Technology

Meta urged to better track enforcement of Holocaust denial content 

The Meta Oversight Board is urging the tech company that operates Facebook and Instagram to take steps to update how it tracks Holocaust denial and its enforcement of the ban on the false content, according to a decision announced Tuesday.  

The Meta Oversight Board, which is run independently of Meta and funded through a grant by the company, overturned the tech company’s decision to leave up an Instagram post that spread false and distorted information about the Holocaust, along with the policy recommendation.  

The post includes a meme of the “SpongeBob SquarePants” character Squidward and lists false claims under a speech bubble titled “Fun Facts About The Holocaust,” according to the board. Meta took the post down in August after the board announced it selected the case to review.

When the board took up the case for review, Instagram allowed the post, which questioned the number of victims of the Holocaust and the existence of crematoria at Auschwitz, to remain on the platform.  

The content was originally posted on Instagram in September 2020, one month before Meta updated its hate speech guidelines to explicitly prohibit Holocaust denial.  


In addition to overturning the decision on the content, the Oversight Board recommended Meta take steps to create a system to label enforcement data that would help the company keep track of Holocaust denials posted and its enforcement of the ban.  

When it first asked Meta how effective its moderation systems are at removing Holocaust denial content, Meta “was not able to provide the Board with data,” according to the decision posted by the board.  

As part of the review of the case, the board found the COVID-19 automation policy, which was created at the start of the pandemic due to Meta’s reduction in human reviewer capacity, was still in place as of May. The policy led to some reports of the Holocaust post being automatically closed, the board said.  

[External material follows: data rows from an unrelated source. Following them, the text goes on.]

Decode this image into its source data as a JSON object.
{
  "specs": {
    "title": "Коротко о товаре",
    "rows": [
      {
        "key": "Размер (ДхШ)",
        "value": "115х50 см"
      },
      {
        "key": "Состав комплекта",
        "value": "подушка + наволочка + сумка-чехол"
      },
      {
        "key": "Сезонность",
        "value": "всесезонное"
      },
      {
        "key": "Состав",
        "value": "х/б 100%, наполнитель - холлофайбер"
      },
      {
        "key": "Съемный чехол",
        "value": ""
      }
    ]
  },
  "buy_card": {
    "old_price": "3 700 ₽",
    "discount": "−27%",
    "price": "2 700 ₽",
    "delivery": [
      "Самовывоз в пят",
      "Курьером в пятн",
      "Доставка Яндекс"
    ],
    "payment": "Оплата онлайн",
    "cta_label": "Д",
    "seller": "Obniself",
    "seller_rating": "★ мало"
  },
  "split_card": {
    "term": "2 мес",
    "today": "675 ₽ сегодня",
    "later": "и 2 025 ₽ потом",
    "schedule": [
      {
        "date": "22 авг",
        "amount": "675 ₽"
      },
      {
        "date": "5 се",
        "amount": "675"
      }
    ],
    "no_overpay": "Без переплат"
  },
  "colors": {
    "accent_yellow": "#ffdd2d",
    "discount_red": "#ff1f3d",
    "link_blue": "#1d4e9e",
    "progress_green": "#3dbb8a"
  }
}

The Oversight Board is asking the company to “publicly confirm” whether it has fully ended the COVID-19 automation policy. The board questioned why a user’s appeal of Instagram’s decision to leave the post up in May received the auto-closed message, shortly after the World Health Organization and the U.S. declared COVID-19 was no longer a public health emergency.  

The post at the center of the case was reported six times for hate speech, four of which were made before the policy update to ban Holocaust denial, according to the board’s case decision.

Two of the six reports led to human reviews, the others were reviewed by automation and either assessed as non-violating or “auto-closed” based on Meta’s COVID-19 automation policies.  

The more recent of the two human-reviewed cases was made in May. The user who reported the content appealed Meta’s decision to leave the post up, but the appeal was auto-closed, according to the board.  

Meta said it welcomed the board’s decision in a statement.

“The board overturned Meta’s original decision to leave this content up. Meta previously removed this content so no further action will be taken on it,” it said.

“In accordance with the bylaws, we will also initiate a review of identical content with parallel context. If we determine that we have the technical and operational capacity to take action on that content as well, we will do so promptly,” the company added.